Hallucinations and Inconsistencies: The Reliability Dilemma
Despite their capabilities, LLMs—especially in zero-shot settings—frequently produce inconsistent, incomplete, or hallucinated outputs. LLaMA 2, for example, exhibited hallucinations in up to 32% of test cases for complex classification tasks. However, introducing even a single carefully selected example (few-shot learning) can dramatically curb these errors.

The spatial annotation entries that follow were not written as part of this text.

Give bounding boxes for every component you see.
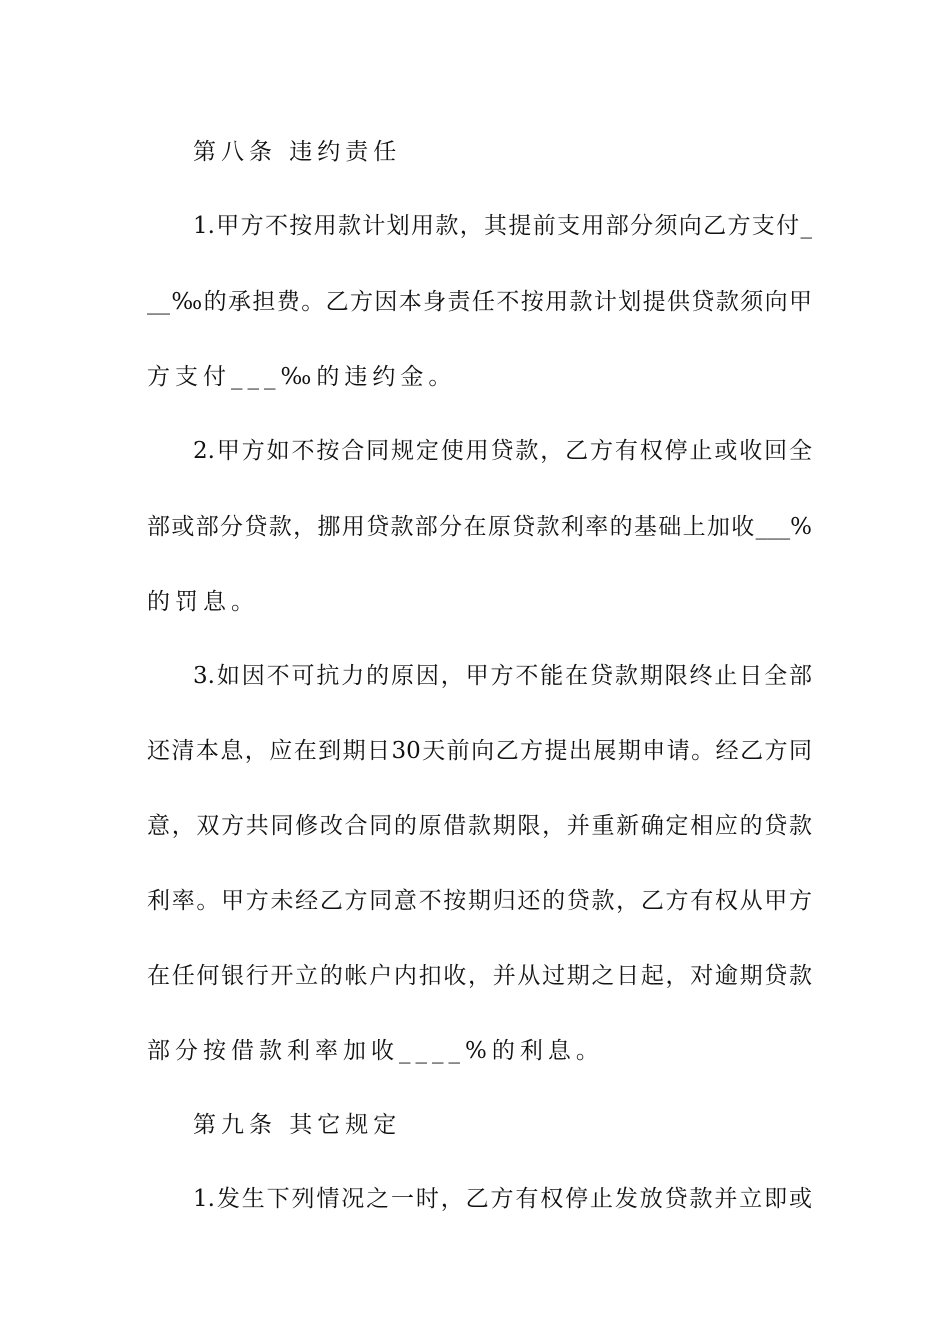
article-8-paragraph-3-line-2: 还清本息，应在到期日30天前向乙方提出展期申请。经乙方同 <box>147 738 812 764</box>
article-8-paragraph-3-line-6: 部分按借款利率加收____%的利息。 <box>147 1038 604 1064</box>
article-8-paragraph-3-line-3: 意，双方共同修改合同的原借款期限，并重新确定相应的贷款 <box>147 813 812 839</box>
article-8-paragraph-1-line-3: 方支付___‰的违约金。 <box>147 364 457 390</box>
article-8-paragraph-3-line-5: 在任何银行开立的帐户内扣收，并从过期之日起，对逾期贷款 <box>147 963 812 989</box>
article-9-paragraph-1-line-1: 1.发生下列情况之一时，乙方有权停止发放贷款并立即或 <box>193 1186 812 1212</box>
article-8-paragraph-1-line-2: __‰的承担费。乙方因本身责任不按用款计划提供贷款须向甲 <box>147 289 812 315</box>
article-8-paragraph-3-line-1: 3.如因不可抗力的原因，甲方不能在贷款期限终止日全部 <box>193 663 812 689</box>
article-8-paragraph-2-line-1: 2.甲方如不按合同规定使用贷款，乙方有权停止或收回全 <box>193 438 812 464</box>
article-8-paragraph-1-line-1: 1.甲方不按用款计划用款，其提前支用部分须向乙方支付_ <box>193 213 812 239</box>
article-8-paragraph-3-line-4: 利率。甲方未经乙方同意不按期归还的贷款，乙方有权从甲方 <box>147 888 812 914</box>
article-8-paragraph-2-line-3: 的罚息。 <box>147 589 259 615</box>
article-9-heading: 第九条 其它规定 <box>193 1112 402 1138</box>
article-8-paragraph-2-line-2: 部或部分贷款，挪用贷款部分在原贷款利率的基础上加收___% <box>147 514 812 540</box>
article-8-heading: 第八条 违约责任 <box>193 139 402 165</box>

Manual review remains essential, given that automatic scoring models (such as ROUGE-L for summaries) do not always align with human evaluators, who consistently preferred the readability of GPT-generated summaries.
Practical Considerations: Cost, Context, and Open-Science
Cost is a critical factor in real-world application. GPT-4, while leading in performance for some tasks, can be 60 to 100 times more expensive than its predecessors—raising scalability concerns for large-scale or routine use.
Interestingly, the study found that continual biomedical pretraining (as in PMC LLaMA) offers only marginal gains over standard open-source models after fine-tuning. This highlights a need for more efficient, sustainable development of domain-specific LLMs.
Key Recommendations
Based on extensive benchmarking and error analysis, the authors suggest:
Use fine-tuned BERT/BART models as the go-to for extractive tasks.
Deploy closed-source LLMs, starting with GPT-3.5, for reasoning and summarization, keeping costs in mind.
Apply advanced prompt engineering and manual review to minimize hallucinations and maximize reliability.
Fine-tune open-source LLMs when input lengths and resources allow for task-specific performance boosts.
Revisit evaluation paradigms, as existing benchmarks may not capture the nuanced performance of LLMs, especially in generative tasks.
The Road Ahead
While LLMs have closed part of the gap with traditional fine-tuned models in some BioNLP tasks—especially those demanding reasoning—the field still contends with reliability, reproducibility, and cost challenges. Tailored evaluation methodologies and new benchmarks are needed to fully harness the transformative power of LLMs in biomedicine.